A UN-backed advisory committee – charged with ensuring labour rights and adequate working conditions in the Kingdom’s export factories producing garments and similar items – has reiterated commitment to making unremitting efforts towards achieving its primary objective, and improving competitiveness and productivity in the industry.
The Project Advisory Committee (PAC), of the International Labour Organisation- (ILO) Better Factories Cambodia (BFC) programme, comprises representatives from the Royal Government of Cambodia; the ministries of Labour and Vocational Training, and Commerce; and various worker federations and confederations, as well as employers from the Garment Manufacturers Association in Cambodia (GMAC).
PAC said in a statement dated July 7 that it would continue to engage with partners to improve the overall welfare of workers in the Cambodian garment, footwear, travel goods and bag industries.
It said it would devote a sharper focus on “further developing factory capacity for sustained compliance to maintaining productive, decent and sustainable jobs for our Cambodian labour force”.
“We, the PAC members of [the BFC] programme, would like to acknowledge the joint efforts and achievements made together with BFC during the Covid-19 pandemic to support the garment sector during [these] challenging times.
“We remain committed to supporting the [BFC],” the PAC said, noting that the programme’s approach includes a range of activities from “cultivating social dialogue through worker-management committees, to offering factories tailored advisory services to help them solve their own labour law challenges or using public reporting to spur improvements in factory working conditions and workplace environment across the industry”.
“The PAC is committed to preventative Covid-19 measures in the garment sector, and to work together on the recovery to address consequences from the pandemic. For this, we commit to supporting an environment where employers and worker representatives can increasingly solve issues through effective and mature social dialogue,” it said.
The committee noted that the pandemic rocked the Cambodian and global industrial sectors, and that a healthy recovery would require all round action.
“We are committed to continue engaging with the industry stakeholders, including manufacturers and buyers to work for an industry where a culture of good performance and sustained compliance is embedded in the sector.
“In this regard, we call for joint action from all industry partners in Cambodia and internationally to support the Cambodian garment sector to sustain the industry and the lives of the workers throughout the global pandemic,” it said.
GMAC secretary-general Ken Loo told The Post in February of the government’s plans to expand the BFC project’s coverage to include travel goods and bag factories.
He said: “This is a clear indication of the government’s commitment to ensure that exporters in these two sectors uphold high compliance of local labour laws and international labour standards.

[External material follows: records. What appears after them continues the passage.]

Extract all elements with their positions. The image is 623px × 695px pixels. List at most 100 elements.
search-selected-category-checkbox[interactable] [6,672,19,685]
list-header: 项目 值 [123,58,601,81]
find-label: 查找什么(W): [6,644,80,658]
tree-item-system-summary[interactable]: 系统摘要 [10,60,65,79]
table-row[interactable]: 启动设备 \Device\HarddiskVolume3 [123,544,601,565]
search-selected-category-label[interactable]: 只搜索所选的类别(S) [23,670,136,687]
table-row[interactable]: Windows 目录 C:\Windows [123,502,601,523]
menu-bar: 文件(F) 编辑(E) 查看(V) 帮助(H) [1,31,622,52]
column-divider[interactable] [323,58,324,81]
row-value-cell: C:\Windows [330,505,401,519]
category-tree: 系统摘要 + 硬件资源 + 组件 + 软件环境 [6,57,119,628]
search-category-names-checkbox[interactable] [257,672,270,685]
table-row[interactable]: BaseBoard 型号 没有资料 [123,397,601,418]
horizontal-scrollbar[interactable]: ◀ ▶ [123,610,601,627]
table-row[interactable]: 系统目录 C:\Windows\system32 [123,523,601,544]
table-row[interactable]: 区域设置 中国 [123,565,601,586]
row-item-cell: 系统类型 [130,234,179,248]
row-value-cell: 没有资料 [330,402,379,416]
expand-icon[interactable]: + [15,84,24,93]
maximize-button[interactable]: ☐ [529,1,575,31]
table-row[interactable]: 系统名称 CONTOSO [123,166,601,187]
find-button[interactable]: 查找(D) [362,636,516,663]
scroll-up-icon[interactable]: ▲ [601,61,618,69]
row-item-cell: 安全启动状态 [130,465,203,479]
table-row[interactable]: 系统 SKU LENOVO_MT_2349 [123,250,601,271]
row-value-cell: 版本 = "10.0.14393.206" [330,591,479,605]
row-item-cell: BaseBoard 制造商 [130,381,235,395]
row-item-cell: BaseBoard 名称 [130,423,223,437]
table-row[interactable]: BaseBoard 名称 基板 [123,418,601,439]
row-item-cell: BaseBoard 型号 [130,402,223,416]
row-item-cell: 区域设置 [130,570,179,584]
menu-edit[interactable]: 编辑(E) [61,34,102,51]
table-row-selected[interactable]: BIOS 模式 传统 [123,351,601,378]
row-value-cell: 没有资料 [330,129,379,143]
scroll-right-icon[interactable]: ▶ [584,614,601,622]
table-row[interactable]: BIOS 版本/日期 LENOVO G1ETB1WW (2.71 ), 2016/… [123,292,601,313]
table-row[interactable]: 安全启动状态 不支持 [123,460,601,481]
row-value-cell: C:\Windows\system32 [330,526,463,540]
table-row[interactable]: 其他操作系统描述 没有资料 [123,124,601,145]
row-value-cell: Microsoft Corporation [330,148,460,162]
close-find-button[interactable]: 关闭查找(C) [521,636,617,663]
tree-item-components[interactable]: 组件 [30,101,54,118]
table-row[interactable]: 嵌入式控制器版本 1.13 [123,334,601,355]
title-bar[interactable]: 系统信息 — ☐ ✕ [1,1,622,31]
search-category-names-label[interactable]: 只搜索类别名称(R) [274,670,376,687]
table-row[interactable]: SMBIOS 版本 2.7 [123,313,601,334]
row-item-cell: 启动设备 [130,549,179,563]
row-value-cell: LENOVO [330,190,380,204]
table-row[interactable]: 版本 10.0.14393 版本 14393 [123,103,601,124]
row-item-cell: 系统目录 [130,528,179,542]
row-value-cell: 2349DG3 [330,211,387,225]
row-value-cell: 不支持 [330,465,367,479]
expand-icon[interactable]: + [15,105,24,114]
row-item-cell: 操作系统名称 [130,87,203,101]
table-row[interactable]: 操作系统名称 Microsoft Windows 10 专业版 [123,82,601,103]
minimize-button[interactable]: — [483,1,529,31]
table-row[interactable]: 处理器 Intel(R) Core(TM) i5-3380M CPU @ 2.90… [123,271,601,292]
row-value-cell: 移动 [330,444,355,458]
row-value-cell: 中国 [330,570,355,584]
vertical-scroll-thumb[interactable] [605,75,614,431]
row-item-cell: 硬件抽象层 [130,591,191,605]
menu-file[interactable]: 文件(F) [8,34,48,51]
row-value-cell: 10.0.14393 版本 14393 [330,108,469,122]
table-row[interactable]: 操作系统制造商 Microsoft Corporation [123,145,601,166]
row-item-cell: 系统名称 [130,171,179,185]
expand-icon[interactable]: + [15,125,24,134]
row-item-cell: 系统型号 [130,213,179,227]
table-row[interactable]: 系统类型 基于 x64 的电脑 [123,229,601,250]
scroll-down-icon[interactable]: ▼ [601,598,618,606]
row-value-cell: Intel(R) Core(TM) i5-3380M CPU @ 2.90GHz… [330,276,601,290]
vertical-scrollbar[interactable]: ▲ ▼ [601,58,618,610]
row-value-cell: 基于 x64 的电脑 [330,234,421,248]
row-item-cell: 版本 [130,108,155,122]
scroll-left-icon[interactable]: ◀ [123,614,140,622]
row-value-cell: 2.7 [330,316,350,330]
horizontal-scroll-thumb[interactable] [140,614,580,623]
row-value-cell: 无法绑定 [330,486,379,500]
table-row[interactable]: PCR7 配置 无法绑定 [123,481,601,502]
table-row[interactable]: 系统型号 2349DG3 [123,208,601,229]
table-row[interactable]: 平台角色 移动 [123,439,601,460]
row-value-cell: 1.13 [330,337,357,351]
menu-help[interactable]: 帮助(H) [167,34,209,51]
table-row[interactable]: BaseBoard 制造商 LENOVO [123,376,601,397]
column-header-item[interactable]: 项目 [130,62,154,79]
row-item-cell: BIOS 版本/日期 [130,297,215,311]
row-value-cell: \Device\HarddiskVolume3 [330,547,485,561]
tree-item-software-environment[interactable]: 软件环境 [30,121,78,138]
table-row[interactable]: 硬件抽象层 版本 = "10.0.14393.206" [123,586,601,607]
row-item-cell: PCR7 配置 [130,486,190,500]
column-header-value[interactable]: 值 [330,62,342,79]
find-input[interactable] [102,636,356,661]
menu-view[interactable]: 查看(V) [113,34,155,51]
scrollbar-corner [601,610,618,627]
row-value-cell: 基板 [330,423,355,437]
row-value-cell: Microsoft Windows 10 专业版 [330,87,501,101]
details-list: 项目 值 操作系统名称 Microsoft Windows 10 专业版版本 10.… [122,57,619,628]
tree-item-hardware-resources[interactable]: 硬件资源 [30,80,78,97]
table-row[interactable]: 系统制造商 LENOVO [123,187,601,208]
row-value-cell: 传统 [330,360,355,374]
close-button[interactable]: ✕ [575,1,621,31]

“GMAC is a signatory to the MoU [memorandum of understanding] with BFC, as are the [labour and commerce ministries]. We strongly support this initiative.”
According to the ILO, the BFC project involves workers and the government to improve working conditions and sharpen the garment industry’s competitive edge. Today, there are 557 factories with 614,242 workers and 59 brands and retailers included in the project.
The Kingdom exported $17.21537 billion worth of goods last year, up by 16.72 per cent from $14.74874 billion in 2019, the Ministry of Commerce said in its 2020 annual performance report.
Broken down by sector, garments ranked first in exports, reaching $7.42028 billion, down 10.24 per cent on a yearly basis, followed by footwear ($1.11673 billion, down 11.69 per cent), travel goods ($964.7 million, down 10.58 per cent), machinery and electric equipment ($755.34 million, up 31.49 per cent), bicycles ($527.08 million, up 27.78 per cent) and milled rice ($468.58 million, up 11.53 per cent).